Amour noir, de Dominique Noguez

 

     Nous sommes loin, très loin, dans « Amour noir », ce roman de Dominique Noguez, des sirupeuses ou parfois même insipides histoires d'amour raté produites par des auteurs auto-édités du Net, et aussi – il faut le dire- par des auteurs connus du « grand public » dont les livres sont lus sur la plage ou dans le train...

L'on ne peut pas dire – c'est du moins ce que j'ai ressenti tout au long du livre – que cet amour fut « raté » au sens où l'un des deux « aime plus que l'autre » et où l'on voit se déchirer deux êtres qui tout de même en dépit de situations explosives ou dramatiques, se voient et se revoient, vivent ensemble épisodiquement durant deux ans... Pas « raté », donc... Mais « noir », oui, cet amour !

 

Page 20 : « Quand j'étais revenu, elle était nue sur le lit, dont elle n'avait pas ôté le dessus »...

Banalité de la situation, qui me surprend, après les premières pages qui précèdent et dans lesquelles l'auteur évoque dans le détail et dans une dimension littéraire peu commune, toutes ces phases d'approche de la femme aperçue : « Elle n'avait d'abord été qu'une silhouette blanche surmontée d'un buisson de boucles sombres, dans la pénombre de la promenade du casino de Biarritz un soir de juin »...

 

Page 21,22 et 23 : Eric revoit la cassette du Cheval Bleu, de Laeticia... Une cassette « odieuse » que l'auteur nous décrit en quelques phrases d'une dimension d'écriture tout autre que celle , par exemple, de la prose « innocente » d'un Yugcib faisant le procès de la pornographie...

 

Page 34 et 35 : « Je faisais ainsi grande consommation d'épigrammes grecques ou de « lettres » de samouraïs. Les poèmes d'amour arabes me retenaient aussi beaucoup, avec leurs « joues de rose » et leurs « yeux de gazelle ». (De toute façon, c'est cela ou les mots crus. La littérature amoureuse navigue toujours entre la métaphore un peu trop riche et le con-cul-bite ; je préférais la métaphore.)

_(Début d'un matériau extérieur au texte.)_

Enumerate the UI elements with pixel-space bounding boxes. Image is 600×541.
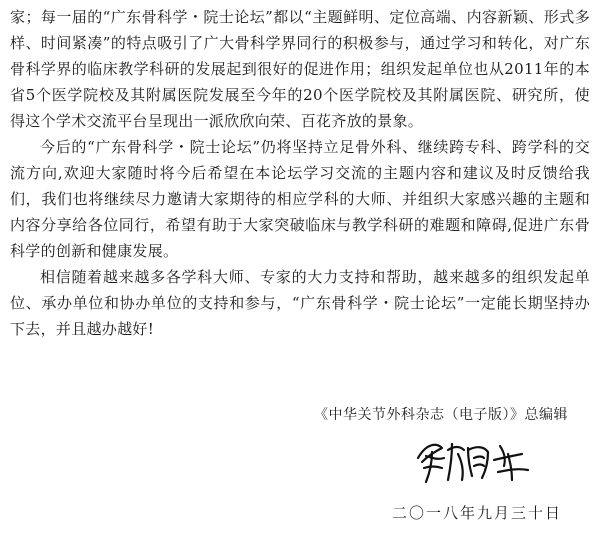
signing-date: 二〇一八年九月三十日 xyxy=(391,504,562,522)
paragraph-3: 相信随着越来越多各学科大师、专家的大力支持和帮助，越来越多的组织发起单位、承办单位和协办单位的支持和参与，“广东骨科学・院士论坛”一定能长期坚持办下去，并且越办越好! xyxy=(10,268,590,338)
paragraph-2: 今后的“广东骨科学・院士论坛”仍将坚持立足骨外科、继续跨专科、跨学科的交流方向,欢迎大家随时将今后希望在本论坛学习交流的主题内容和建议及时反馈给我们，我们也将继续尽力邀请大家期待的相应学科的大师、并组织大家感兴趣的主题和内容分享给各位同行，希望有助于大家突破临床与教学科研的难题和障碍,促进广东骨科学的创新和健康发展。 xyxy=(10,138,590,260)
signature-image xyxy=(408,436,558,486)
letter-body xyxy=(10,4,590,342)
editor-in-chief-title: 《中华关节外科杂志（电子版）》总编辑 xyxy=(314,407,568,423)
handwritten-signature xyxy=(408,436,558,486)
paragraph-1: 家；每一届的“广东骨科学・院士论坛”都以“主题鲜明、定位高端、内容新颖、形式多样、时间紧凑”的特点吸引了广大骨科学界同行的积极参与，通过学习和转化，对广东骨科学界的临床教学科研的发展起到很好的促进作用；组织发起单位也从2011年的本省5个医学院校及其附属医院发展至今年的20个医学院校及其附属医院、研究所，使得这个学术交流平台呈现出一派欣欣向荣、百花齐放的景象。 xyxy=(10,8,590,130)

Je dis aussi pour ma part, que je préfère la métaphore bien que je soupçonne cette dernière de barder de fine dentelle une approche puis un « choc d'intimités » bien baveux, bien cracheux et bien « contondants »...

 

Dans l'ensemble (et j'ai lu aussi quelques unes des historiettes de « Oeufs de Pâques au poivre vert ») j'aime l'écriture de Dominique Noguez dans laquelle je découvre dimension littéraire, vocabulaire riche et imagé, poésie, réflexion... Certaines de ses phrases assez longues sont néanmoins fort bien construites, bien articulées et rythmées, et « coulent comme des ruisseaux de montagne qui chantent »...

Par comparaison -si je puis dire- j'ai commencé à lire, de John Michael Coetzee, « Scènes de la vie d'un jeune garçon »... et j'ai trouvé que l'écriture de cet auteur était plus « épurée » (moins imagée, moins « poétique ») avec des phrases courtes, sans effets inutiles... des phrases cependant, d'une « grande et nette correction de ton et de langage »...(et aussi d'une grande sobriété).

Personnellement, j'ai une préférence pour l'écriture de Dominique Noguez... Mais ce que j'appelle « dimension littéraire » ( poétique, imagée – au risque d'effets purement émotionnels - au vocabulaire riche et aux longues phrases rythmées... Est-ce une nécessité ? Est-ce vraiment « de notre temps »? Est-ce que cela peut avoir une « portée »? … Je pense par exemple au sujet de cette « dimension littéraire » à laquelle je suis personnellement attaché et dont je me sens proche d'esprit et de sensibilité, à des auteurs tels que Dominique Noguez que je découvre dans « Amour noir », ou tels encore que Jean Marie Le Clézio ou Alice Ferney dans leurs ouvrages...

Je pense à ces « jeunes générations » de lecteurs et à celles qui vont suivre durant ce 21ème siècle et au delà ...Comment s'établira la relation entre la littérature et les « nouvelles générations »?